(Paris) Au pays de la gastronomie, en sommeil depuis la mi-mars, chefs étoilés comme petits restaurateurs indépendants laissent éclater leur joie de retourner aux fourneaux dès mardi, mais l’inquiétude reste parfois de mise à Paris, où seules les terrasses rouvriront.

Cafés, bars et restaurants accueilleront à nouveau des clients partout en France à compter du 2 juin, a annoncé le premier ministre Édouard Philippe jeudi, mais seulement sur leurs terrasses en Île-de-France-ainsi qu’à Mayotte et en Guyane, encore classés zone « orange » -, parmi les mesures d’assouplissement des restrictions rendues possible par le ralentissement de l’épidémie de COVID-19.

« Je suis tellement en joie de pouvoir retravailler enfin ! », a déclaré à l’AFP le chef triplement étoilé Yannick Alléno, à la tête de 18 restaurants à travers le monde, parmi lesquels Alléno Paris au Pavillon Ledoyen.

Il ne rouvrira qu’un seul de ses trois établissements parisiens le 8 juin, celui qui dispose d’une immense terrasse — les deux autres restant fermés jusqu’en septembre — et fera revenir 40 salariés sur les 167 qu’il emploie, a-t-il précisé.

Comme l’automobile et l’aéronautique, le secteur du tourisme — et en particulier les cafés, bars et restaurants — qui emploie deux millions de personnes et représente plus de 7 % du PIB — a bénéficié d’un plan de soutien de 18 milliards d’euros de l’État, qui a massivement pris en charge la mise au chômage partiel des salariés.

« J’ai envie de remercier mon pays, quel courage, cette collectivité qui a pris en charge les emplois comme cela, il n’y en a pas beaucoup. Je n’aimerais pas être Américain aujourd’hui », a déclaré M. Alléno.

Son assureur s’est montré « très bienveillant », dit-il, alors que le restaurateur n’était « pas couvert » pour les pertes d’exploitation dues à la fermeture imposée pour limiter la propagation de l’épidémie de COVID-19.

De son côté, Armand Arnal, aux cuisines de La Chassagnette, qui rouvrira le 4 juin à Arles, seulement le midi et un soir par semaine, verra « comment se passe l’été ». « Il n’y a presque plus de touristes étrangers et les festivals ont été annulés », dit-il, « il nous reste à espérer que les Français viendront ».

Mais « c’est un grand soulagement, on attendait cette réouverture depuis un moment », dit M. Arnal, heureux de pouvoir offrir à ses clients « deux mètres d’espacement » entre les tables de son restaurant — une étoile au Guide Michelin — installées dans un jardin potager.

Toujours « très difficile »

Mais à Paris, en zone classée « orange », car « le virus y circule un peu plus fortement » qu’ailleurs, selon les mots du premier ministre, cafés, bars et restaurants ne pourront accueillir les clients qu’en terrasse.

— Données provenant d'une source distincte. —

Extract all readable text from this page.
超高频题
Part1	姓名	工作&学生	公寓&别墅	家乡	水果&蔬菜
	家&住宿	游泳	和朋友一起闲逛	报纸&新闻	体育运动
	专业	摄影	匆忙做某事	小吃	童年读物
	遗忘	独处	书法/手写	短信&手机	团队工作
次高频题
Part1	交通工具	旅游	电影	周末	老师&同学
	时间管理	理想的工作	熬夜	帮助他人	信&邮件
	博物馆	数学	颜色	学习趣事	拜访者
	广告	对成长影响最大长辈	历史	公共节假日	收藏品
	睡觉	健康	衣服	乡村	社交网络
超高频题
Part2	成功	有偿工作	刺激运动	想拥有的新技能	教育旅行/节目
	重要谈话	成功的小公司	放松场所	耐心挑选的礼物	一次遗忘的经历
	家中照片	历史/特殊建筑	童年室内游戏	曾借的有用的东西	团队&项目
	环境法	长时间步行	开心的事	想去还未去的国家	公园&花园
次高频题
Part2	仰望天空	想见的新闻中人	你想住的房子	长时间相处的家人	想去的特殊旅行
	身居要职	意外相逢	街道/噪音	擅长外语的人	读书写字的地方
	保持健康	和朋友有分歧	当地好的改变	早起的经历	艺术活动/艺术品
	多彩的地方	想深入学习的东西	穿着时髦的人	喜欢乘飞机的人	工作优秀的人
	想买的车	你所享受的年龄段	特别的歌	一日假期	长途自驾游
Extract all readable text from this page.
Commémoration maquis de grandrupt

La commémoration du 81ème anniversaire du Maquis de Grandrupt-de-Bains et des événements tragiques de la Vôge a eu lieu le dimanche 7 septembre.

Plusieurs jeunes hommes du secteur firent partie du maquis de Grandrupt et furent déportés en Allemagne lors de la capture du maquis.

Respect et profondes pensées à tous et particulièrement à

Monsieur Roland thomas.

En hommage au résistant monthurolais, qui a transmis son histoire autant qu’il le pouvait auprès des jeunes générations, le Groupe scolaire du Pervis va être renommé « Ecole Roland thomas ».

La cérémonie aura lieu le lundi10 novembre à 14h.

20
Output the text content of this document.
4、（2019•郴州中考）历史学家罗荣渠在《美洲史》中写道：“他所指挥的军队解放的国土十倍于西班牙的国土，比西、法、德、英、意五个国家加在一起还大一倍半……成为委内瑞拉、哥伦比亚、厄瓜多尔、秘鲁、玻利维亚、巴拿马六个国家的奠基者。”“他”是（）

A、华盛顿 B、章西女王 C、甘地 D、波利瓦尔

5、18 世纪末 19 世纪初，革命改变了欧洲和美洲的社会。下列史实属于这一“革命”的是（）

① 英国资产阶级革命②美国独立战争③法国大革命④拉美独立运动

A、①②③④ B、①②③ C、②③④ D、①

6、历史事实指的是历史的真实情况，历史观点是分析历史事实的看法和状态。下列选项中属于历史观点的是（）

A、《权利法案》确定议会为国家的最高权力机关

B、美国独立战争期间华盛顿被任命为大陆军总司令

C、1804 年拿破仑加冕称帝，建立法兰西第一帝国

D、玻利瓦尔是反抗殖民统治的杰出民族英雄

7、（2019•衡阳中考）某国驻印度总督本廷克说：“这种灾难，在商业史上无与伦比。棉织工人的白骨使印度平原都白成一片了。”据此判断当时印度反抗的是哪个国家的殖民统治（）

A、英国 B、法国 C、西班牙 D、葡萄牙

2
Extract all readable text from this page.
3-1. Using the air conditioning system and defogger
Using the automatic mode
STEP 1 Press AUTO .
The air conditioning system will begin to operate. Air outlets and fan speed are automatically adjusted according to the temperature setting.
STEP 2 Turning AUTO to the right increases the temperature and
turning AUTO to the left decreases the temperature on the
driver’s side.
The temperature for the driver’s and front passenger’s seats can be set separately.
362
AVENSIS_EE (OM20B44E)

« Ça va continuer à être très difficile pour nous », s’inquiète Gabrielle Beck, patronne du Tintamarre, dans le 19e arrondissement de la capitale, un restaurant « étroit, tout en longueur, avec seulement 28 places assises en salle... et deux ou trois en terrasse ».

Elle devra continuer à se limiter à la vente à emporter, et peut-être l’étendre au « soir aussi » : « mais je n’y crois pas trop : je suis sur une avenue avec peu de commerces, donc peu de passage... », dit-elle, la voix teintée de découragement.

Elle espère pouvoir installer davantage de tables sur le trottoir si la municipalité lui en accorde le droit, ce qui lui avait été refusé à l’ouverture de son établissement.

Dans le même arrondissement, Luce Namer, à la tête de la brasserie 25 degrés Est, se dit « heureuse de rouvrir » ses deux terrasses, même si le nombre de places, de « 300 à 400 avant », sera divisé par deux, ce qui imposera probablement de ne reprendre sa demi-douzaine de salariés qu’à « temps partiel ».

« Mais nous sommes très privilégiés d’avoir ces terrasses », admet-elle, soucieuse pour certains de ses confrères réunis au sein du Collectif 19, qui a lancé ces derniers jours deux opérations « chaises vides » pour négocier avec la municipalité de meilleures conditions d’exploitation pendant Paris Plages.